When a Smalltalk image saves, it's very analogous to a Windows or Linux box hibernating. The upshot of this -- you can think of the Smalltalk image as something like an OS that has been "up" since 1980! (With periods of hibernation.) The Squeak image is directly derived from the Smalltalk-80 image. The VisualWorks image has been incrementally evolved from it as well. The thing is a program that was brought up decades ago, and has hibernated, been replicated, but has never rebooted!
Steve is right that systems should never have to boot. You can have a whole OS that operates like that. (The Smalltalk image started out as an OS. In the original ST-80 image, there are 4 primitives for moving the drive head out, moving it in, lifting it off the platter, and putting it down!)
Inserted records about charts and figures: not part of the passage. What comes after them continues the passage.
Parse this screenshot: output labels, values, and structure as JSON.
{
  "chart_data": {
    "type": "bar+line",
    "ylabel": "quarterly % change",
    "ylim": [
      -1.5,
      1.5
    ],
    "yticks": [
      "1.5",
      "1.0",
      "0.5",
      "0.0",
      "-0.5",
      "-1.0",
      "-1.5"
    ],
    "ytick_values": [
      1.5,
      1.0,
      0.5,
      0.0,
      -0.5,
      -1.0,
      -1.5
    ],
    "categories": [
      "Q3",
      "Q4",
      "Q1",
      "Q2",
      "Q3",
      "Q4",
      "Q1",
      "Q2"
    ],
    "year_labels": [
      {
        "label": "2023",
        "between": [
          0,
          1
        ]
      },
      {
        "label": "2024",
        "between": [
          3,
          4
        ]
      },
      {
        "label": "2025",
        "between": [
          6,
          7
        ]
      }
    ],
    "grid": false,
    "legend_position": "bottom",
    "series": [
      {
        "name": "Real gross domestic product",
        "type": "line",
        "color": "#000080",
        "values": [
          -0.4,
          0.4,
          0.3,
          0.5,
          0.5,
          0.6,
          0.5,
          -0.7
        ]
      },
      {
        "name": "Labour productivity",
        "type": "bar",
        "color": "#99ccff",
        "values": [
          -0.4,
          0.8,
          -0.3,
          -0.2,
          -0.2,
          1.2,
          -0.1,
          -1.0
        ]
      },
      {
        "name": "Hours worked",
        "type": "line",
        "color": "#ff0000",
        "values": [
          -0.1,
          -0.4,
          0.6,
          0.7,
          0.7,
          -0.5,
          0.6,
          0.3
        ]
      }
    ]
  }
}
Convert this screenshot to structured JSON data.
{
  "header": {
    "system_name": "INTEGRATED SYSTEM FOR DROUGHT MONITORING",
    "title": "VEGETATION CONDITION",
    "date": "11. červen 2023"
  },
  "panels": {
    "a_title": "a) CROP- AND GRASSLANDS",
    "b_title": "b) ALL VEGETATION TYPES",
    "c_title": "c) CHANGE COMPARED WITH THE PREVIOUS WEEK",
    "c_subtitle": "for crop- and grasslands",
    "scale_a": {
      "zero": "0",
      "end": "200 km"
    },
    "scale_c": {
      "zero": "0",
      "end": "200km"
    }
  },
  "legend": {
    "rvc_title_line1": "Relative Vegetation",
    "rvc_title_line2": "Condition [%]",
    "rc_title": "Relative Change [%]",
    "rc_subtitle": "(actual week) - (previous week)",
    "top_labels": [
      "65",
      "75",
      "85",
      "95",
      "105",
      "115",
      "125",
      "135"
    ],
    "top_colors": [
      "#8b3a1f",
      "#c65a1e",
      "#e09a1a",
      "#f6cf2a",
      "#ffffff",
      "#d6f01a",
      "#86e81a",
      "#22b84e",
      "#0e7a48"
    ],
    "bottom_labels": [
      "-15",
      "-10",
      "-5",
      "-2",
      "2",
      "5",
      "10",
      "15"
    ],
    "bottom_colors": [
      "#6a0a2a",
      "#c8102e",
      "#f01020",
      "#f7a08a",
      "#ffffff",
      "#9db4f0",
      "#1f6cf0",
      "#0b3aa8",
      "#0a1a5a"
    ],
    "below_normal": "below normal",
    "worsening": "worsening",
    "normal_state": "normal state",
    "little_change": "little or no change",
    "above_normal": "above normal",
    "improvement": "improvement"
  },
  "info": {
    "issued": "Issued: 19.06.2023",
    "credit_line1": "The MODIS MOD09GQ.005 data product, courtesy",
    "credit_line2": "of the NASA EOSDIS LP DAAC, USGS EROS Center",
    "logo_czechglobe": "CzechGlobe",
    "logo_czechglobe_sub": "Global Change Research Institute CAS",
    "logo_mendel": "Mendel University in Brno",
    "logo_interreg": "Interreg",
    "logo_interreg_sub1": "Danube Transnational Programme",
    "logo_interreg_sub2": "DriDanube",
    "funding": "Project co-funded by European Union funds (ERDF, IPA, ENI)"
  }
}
I have read a number of comments like this recently. I am very curious about what this implies but the person making the statement never gives an explanation.
Yegge at his grand best. But he didn't mention the most lively of all living software: software that gets smarter with use - i.e. makes use of using machine learning. This is the software that feels most alive to its creator and users. It grows like a dog or a child. The software Stevey talks about merely grows like a city.
Steve is right that systems should never have to boot. You can have a whole OS that operates like that. (The Smalltalk image started out as an OS. In the original ST-80 image, there are 4 primitives for moving the drive head out, moving it in, lifting it off the platter, and putting it down!)